Here Be Dragons

Dragon Boats

The dragon boats are racing in China this weekend; they’re racing all over the world, actually. The annual Dragon Boat Festival, or Duanwu Festival, is one of the most important traditional celebrations in China, begun about 2,000 years ago to honor the death of poet, Qu Yuan—at least that’s one of the stories. UNESCO added the Duanwu Festival to its Intangible Cultural Heritage list in 2009.


As with many traditional festivals, there are special dances and food; there is the drinking of special wine; and, of course, there is special cloth and thread and associated rituals.

Sachets and Magic Thread

Wearing perfumed pouches, according to the folklore, protects children from evil. So during the Dragon Boat Festival, children wear scented sachets, like a kind of ornament, on the front of their dresses or shirts. The fragrant herbs are wrapped in silk cloth and sometimes embroidered with intricate patterns. Multicolored silk threads are attached to the sachet as tassels.

Woman make traditional sachets to celebrate the Dragon Boat Festival in Guangxi.

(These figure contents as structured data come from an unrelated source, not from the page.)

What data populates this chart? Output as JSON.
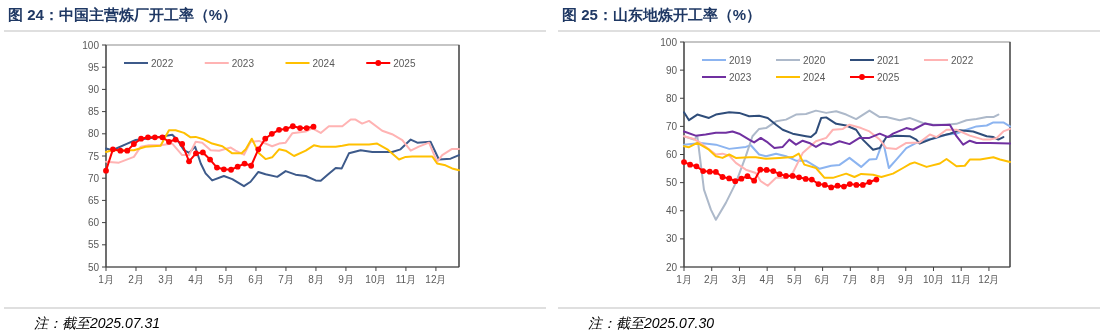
{
  "chart_data": [
    {
      "type": "line",
      "title": "图 24：中国主营炼厂开工率（%）",
      "legend": "top",
      "xlim": [
        1,
        12.77
      ],
      "ylim": [
        50,
        100
      ],
      "xticks": [
        {
          "value": 1,
          "label": "1月"
        },
        {
          "value": 2,
          "label": "2月"
        },
        {
          "value": 3,
          "label": "3月"
        },
        {
          "value": 4,
          "label": "4月"
        },
        {
          "value": 5,
          "label": "5月"
        },
        {
          "value": 6,
          "label": "6月"
        },
        {
          "value": 7,
          "label": "7月"
        },
        {
          "value": 8,
          "label": "8月"
        },
        {
          "value": 9,
          "label": "9月"
        },
        {
          "value": 10,
          "label": "10月"
        },
        {
          "value": 11,
          "label": "11月"
        },
        {
          "value": 12,
          "label": "12月"
        }
      ],
      "yticks": [
        50,
        55,
        60,
        65,
        70,
        75,
        80,
        85,
        90,
        95,
        100
      ],
      "annotations": [
        "注：截至2025.07.31"
      ],
      "series": [
        {
          "name": "2022",
          "color": "#3d5a8a",
          "x": [
            1.0,
            1.21,
            1.71,
            1.99,
            2.32,
            2.77,
            3.21,
            3.38,
            3.6,
            3.77,
            3.97,
            4.16,
            4.32,
            4.54,
            4.93,
            5.21,
            5.6,
            5.82,
            6.08,
            6.32,
            6.71,
            6.99,
            7.32,
            7.66,
            7.99,
            8.16,
            8.38,
            8.66,
            8.86,
            9.1,
            9.49,
            9.88,
            10.54,
            10.82,
            11.16,
            11.38,
            11.82,
            12.1,
            12.49,
            12.77
          ],
          "values": [
            76.7,
            76.3,
            77.8,
            78.6,
            78.9,
            79.3,
            79.8,
            78.6,
            76.3,
            75.7,
            77.1,
            73.3,
            71.1,
            69.5,
            70.5,
            69.8,
            68.2,
            69.2,
            71.4,
            70.9,
            70.3,
            71.6,
            70.8,
            70.5,
            69.5,
            69.4,
            70.7,
            72.3,
            72.2,
            75.6,
            76.3,
            75.9,
            75.9,
            76.5,
            78.7,
            78.0,
            78.2,
            74.2,
            74.4,
            75.2
          ]
        },
        {
          "name": "2023",
          "color": "#ffb3b3",
          "x": [
            1.0,
            1.43,
            1.93,
            2.16,
            2.43,
            2.82,
            3.21,
            3.54,
            3.77,
            3.99,
            4.21,
            4.49,
            4.77,
            5.16,
            5.32,
            5.6,
            5.82,
            6.1,
            6.54,
            6.77,
            6.99,
            7.21,
            7.66,
            7.88,
            8.16,
            8.43,
            8.88,
            9.16,
            9.32,
            9.54,
            9.77,
            10.21,
            10.54,
            10.88,
            11.16,
            11.43,
            11.77,
            12.04,
            12.21,
            12.54,
            12.77
          ],
          "values": [
            73.7,
            73.5,
            74.8,
            77.1,
            77.4,
            77.4,
            77.8,
            75.2,
            75.2,
            78.2,
            78.0,
            76.3,
            76.2,
            76.9,
            76.2,
            75.3,
            78.2,
            78.4,
            77.2,
            77.8,
            78.0,
            80.1,
            80.5,
            81.2,
            80.2,
            81.7,
            81.7,
            83.2,
            83.2,
            82.3,
            82.9,
            80.7,
            79.9,
            78.6,
            76.2,
            77.1,
            78.0,
            73.7,
            75.2,
            76.6,
            76.6
          ]
        },
        {
          "name": "2024",
          "color": "#ffc000",
          "x": [
            1.0,
            1.21,
            1.93,
            2.32,
            2.82,
            3.1,
            3.32,
            3.6,
            3.82,
            3.99,
            4.27,
            4.54,
            4.88,
            5.21,
            5.52,
            5.66,
            5.86,
            6.1,
            6.32,
            6.54,
            6.77,
            6.99,
            7.27,
            7.66,
            7.93,
            8.16,
            8.66,
            8.88,
            9.1,
            9.77,
            10.04,
            10.38,
            10.77,
            10.99,
            11.21,
            11.88,
            12.04,
            12.32,
            12.54,
            12.77
          ],
          "values": [
            75.9,
            76.3,
            76.3,
            77.1,
            77.3,
            80.8,
            80.8,
            80.2,
            79.2,
            79.3,
            78.7,
            77.8,
            77.2,
            75.6,
            75.6,
            76.5,
            78.9,
            75.6,
            74.3,
            74.7,
            76.5,
            76.2,
            75.0,
            76.2,
            77.4,
            77.1,
            77.1,
            77.3,
            77.6,
            77.6,
            77.8,
            76.5,
            74.2,
            74.8,
            74.9,
            74.9,
            73.3,
            72.9,
            72.2,
            71.8
          ]
        },
        {
          "name": "2025",
          "color": "#ff0000",
          "marker": "circle",
          "x": [
            1.0,
            1.23,
            1.48,
            1.71,
            1.93,
            2.17,
            2.4,
            2.63,
            2.88,
            3.1,
            3.32,
            3.54,
            3.77,
            4.0,
            4.23,
            4.47,
            4.7,
            4.93,
            5.17,
            5.39,
            5.62,
            5.84,
            6.08,
            6.31,
            6.53,
            6.77,
            7.0,
            7.23,
            7.47,
            7.69,
            7.92
          ],
          "values": [
            71.7,
            76.5,
            76.2,
            76.2,
            77.7,
            78.9,
            79.2,
            79.2,
            79.2,
            78.2,
            78.7,
            77.7,
            73.8,
            75.6,
            75.8,
            74.2,
            72.4,
            72.0,
            71.9,
            72.6,
            73.3,
            72.8,
            76.5,
            78.9,
            80.0,
            80.9,
            81.1,
            81.7,
            81.3,
            81.3,
            81.6
          ]
        }
      ]
    },
    {
      "type": "line",
      "title": "图 25：山东地炼开工率（%）",
      "legend": "top",
      "xlim": [
        1,
        12.76
      ],
      "ylim": [
        20,
        100
      ],
      "xticks": [
        {
          "value": 1,
          "label": "1月"
        },
        {
          "value": 2,
          "label": "2月"
        },
        {
          "value": 3,
          "label": "3月"
        },
        {
          "value": 4,
          "label": "4月"
        },
        {
          "value": 5,
          "label": "5月"
        },
        {
          "value": 6,
          "label": "6月"
        },
        {
          "value": 7,
          "label": "7月"
        },
        {
          "value": 8,
          "label": "8月"
        },
        {
          "value": 9,
          "label": "9月"
        },
        {
          "value": 10,
          "label": "10月"
        },
        {
          "value": 11,
          "label": "11月"
        },
        {
          "value": 12,
          "label": "12月"
        }
      ],
      "yticks": [
        20,
        30,
        40,
        50,
        60,
        70,
        80,
        90,
        100
      ],
      "annotations": [
        "注：截至2025.07.30"
      ],
      "series": [
        {
          "name": "2019",
          "color": "#8cb4f0",
          "x": [
            1.0,
            1.6,
            2.15,
            2.63,
            3.23,
            3.41,
            3.71,
            3.96,
            4.32,
            4.68,
            5.04,
            5.4,
            5.89,
            6.31,
            6.61,
            6.97,
            7.39,
            7.69,
            7.94,
            8.18,
            8.39,
            8.66,
            9.02,
            9.38,
            9.75,
            10.11,
            10.47,
            10.83,
            11.19,
            11.55,
            11.92,
            12.16,
            12.52,
            12.76
          ],
          "values": [
            63.5,
            64.1,
            63.5,
            62.0,
            62.7,
            63.3,
            60.0,
            59.4,
            60.3,
            59.4,
            57.8,
            57.8,
            54.9,
            56.0,
            56.3,
            58.8,
            55.6,
            58.2,
            58.4,
            64.7,
            55.2,
            58.2,
            62.3,
            64.1,
            65.3,
            65.9,
            67.1,
            67.4,
            68.8,
            70.0,
            70.3,
            71.4,
            71.4,
            70.0
          ]
        },
        {
          "name": "2020",
          "color": "#adb9ca",
          "x": [
            1.0,
            1.36,
            1.48,
            1.72,
            1.97,
            2.15,
            2.51,
            2.87,
            3.23,
            3.47,
            3.71,
            3.96,
            4.32,
            4.68,
            5.04,
            5.4,
            5.76,
            6.13,
            6.49,
            6.85,
            7.21,
            7.69,
            8.06,
            8.3,
            8.78,
            9.14,
            9.62,
            9.99,
            10.47,
            10.83,
            11.19,
            11.55,
            11.92,
            12.16,
            12.34
          ],
          "values": [
            66.5,
            65.3,
            66.5,
            47.5,
            40.4,
            36.8,
            42.8,
            49.9,
            59.4,
            66.5,
            69.1,
            69.4,
            71.8,
            72.4,
            74.2,
            74.4,
            75.6,
            74.8,
            75.4,
            74.2,
            72.6,
            75.6,
            73.3,
            73.3,
            72.2,
            73.0,
            71.2,
            70.6,
            70.6,
            70.9,
            72.2,
            72.6,
            73.3,
            73.3,
            74.2
          ]
        },
        {
          "name": "2021",
          "color": "#2f4d7a",
          "x": [
            1.0,
            1.18,
            1.48,
            1.9,
            2.15,
            2.63,
            2.99,
            3.35,
            3.71,
            4.02,
            4.32,
            4.56,
            4.92,
            5.4,
            5.58,
            5.76,
            5.95,
            6.13,
            6.49,
            6.85,
            7.21,
            7.45,
            7.82,
            8.06,
            8.3,
            8.66,
            9.14,
            9.38,
            9.5,
            9.87,
            10.23,
            10.59,
            10.95,
            11.43,
            11.92,
            12.16,
            12.34,
            12.52
          ],
          "values": [
            75.0,
            72.2,
            74.2,
            73.0,
            74.2,
            75.0,
            74.8,
            73.6,
            73.8,
            73.0,
            70.6,
            68.8,
            67.4,
            66.5,
            66.2,
            67.7,
            73.0,
            73.2,
            70.9,
            70.3,
            68.8,
            65.3,
            61.7,
            62.3,
            66.2,
            66.7,
            66.5,
            65.3,
            63.9,
            65.3,
            66.5,
            67.4,
            68.6,
            68.2,
            66.5,
            66.2,
            65.3,
            66.2
          ]
        },
        {
          "name": "2022",
          "color": "#ffb3b3",
          "x": [
            1.0,
            1.36,
            1.6,
            2.15,
            2.39,
            2.63,
            2.87,
            3.23,
            3.59,
            3.77,
            4.02,
            4.32,
            4.68,
            4.92,
            5.28,
            5.76,
            6.13,
            6.37,
            6.73,
            6.97,
            7.39,
            7.69,
            8.06,
            8.3,
            8.66,
            9.02,
            9.5,
            9.87,
            10.11,
            10.47,
            10.83,
            11.31,
            11.8,
            12.04,
            12.28,
            12.52,
            12.76
          ],
          "values": [
            66.5,
            65.5,
            64.1,
            60.0,
            60.3,
            59.6,
            57.0,
            54.6,
            53.4,
            50.5,
            48.9,
            51.7,
            51.7,
            53.4,
            60.5,
            64.7,
            65.9,
            68.8,
            69.1,
            70.6,
            69.4,
            68.2,
            65.3,
            62.3,
            62.0,
            64.1,
            64.3,
            67.1,
            66.2,
            68.8,
            68.8,
            66.7,
            65.3,
            65.3,
            65.9,
            68.2,
            69.1
          ]
        },
        {
          "name": "2023",
          "color": "#7030a0",
          "x": [
            1.0,
            1.42,
            1.78,
            2.15,
            2.51,
            2.75,
            2.99,
            3.35,
            3.53,
            3.77,
            4.02,
            4.26,
            4.56,
            4.8,
            5.04,
            5.28,
            5.52,
            5.76,
            6.01,
            6.31,
            6.61,
            6.97,
            7.33,
            7.69,
            8.06,
            8.36,
            8.54,
            9.02,
            9.26,
            9.69,
            9.99,
            10.59,
            10.83,
            11.07,
            11.31,
            11.55,
            12.04,
            12.76
          ],
          "values": [
            68.2,
            66.7,
            67.1,
            67.7,
            67.7,
            68.2,
            67.4,
            65.3,
            64.3,
            65.9,
            64.3,
            62.3,
            62.7,
            65.3,
            63.5,
            64.9,
            64.1,
            62.7,
            64.1,
            63.5,
            64.7,
            63.7,
            65.9,
            65.9,
            67.4,
            66.2,
            67.4,
            69.4,
            68.8,
            71.0,
            70.4,
            70.6,
            66.5,
            63.5,
            64.9,
            64.1,
            64.1,
            63.9
          ]
        },
        {
          "name": "2024",
          "color": "#ffc000",
          "x": [
            1.0,
            1.18,
            1.48,
            1.9,
            2.15,
            2.39,
            2.63,
            2.87,
            3.35,
            3.59,
            3.96,
            4.44,
            4.92,
            5.14,
            5.34,
            5.76,
            6.07,
            6.37,
            6.85,
            7.15,
            7.39,
            7.82,
            8.12,
            8.54,
            8.9,
            9.14,
            9.32,
            9.75,
            10.23,
            10.47,
            10.83,
            11.13,
            11.31,
            11.68,
            12.16,
            12.4,
            12.76
          ],
          "values": [
            62.9,
            62.6,
            64.1,
            61.7,
            59.4,
            58.8,
            60.0,
            58.8,
            59.0,
            59.0,
            58.5,
            58.8,
            59.1,
            60.3,
            56.4,
            55.2,
            51.7,
            51.7,
            53.2,
            52.0,
            53.1,
            52.8,
            52.0,
            53.2,
            55.2,
            56.6,
            57.2,
            55.6,
            56.8,
            58.4,
            55.8,
            56.0,
            58.2,
            58.2,
            59.0,
            58.2,
            57.3
          ]
        },
        {
          "name": "2025",
          "color": "#ff0000",
          "marker": "circle",
          "x": [
            1.0,
            1.22,
            1.45,
            1.69,
            1.93,
            2.15,
            2.39,
            2.63,
            2.85,
            3.07,
            3.29,
            3.53,
            3.75,
            3.98,
            4.22,
            4.45,
            4.68,
            4.92,
            5.15,
            5.39,
            5.61,
            5.85,
            6.08,
            6.31,
            6.54,
            6.77,
            6.98,
            7.22,
            7.45,
            7.69,
            7.94
          ],
          "values": [
            57.3,
            56.4,
            55.8,
            54.1,
            53.9,
            53.8,
            52.0,
            51.5,
            50.5,
            51.4,
            52.3,
            50.7,
            54.6,
            54.5,
            54.1,
            53.0,
            52.4,
            52.4,
            51.9,
            51.3,
            51.1,
            49.5,
            49.2,
            48.3,
            48.9,
            48.6,
            49.5,
            49.2,
            49.2,
            50.2,
            51.1
          ]
        }
      ]
    }
  ]
}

Photo courtesy of CCTV News.
Photo courtesy of

Another custom is to tie five-colored silk thread to children’s wrists, ankles, and around their necks. Five-colored threads are believed to have magical and healing properties so they’ll protect children from plague and diseases. Children aren’t allowed to speak while their parents are tying the thread to them. Only after the first summer rainfall can children remove the thread and throw it into the river to complete the ritual.

What a splendid idea. But why threads of five colors? What’s the significance there? Let us know, if you know. And what other traditional cultural festivals have fiber-related activities that we should know about? Let us know your favorites.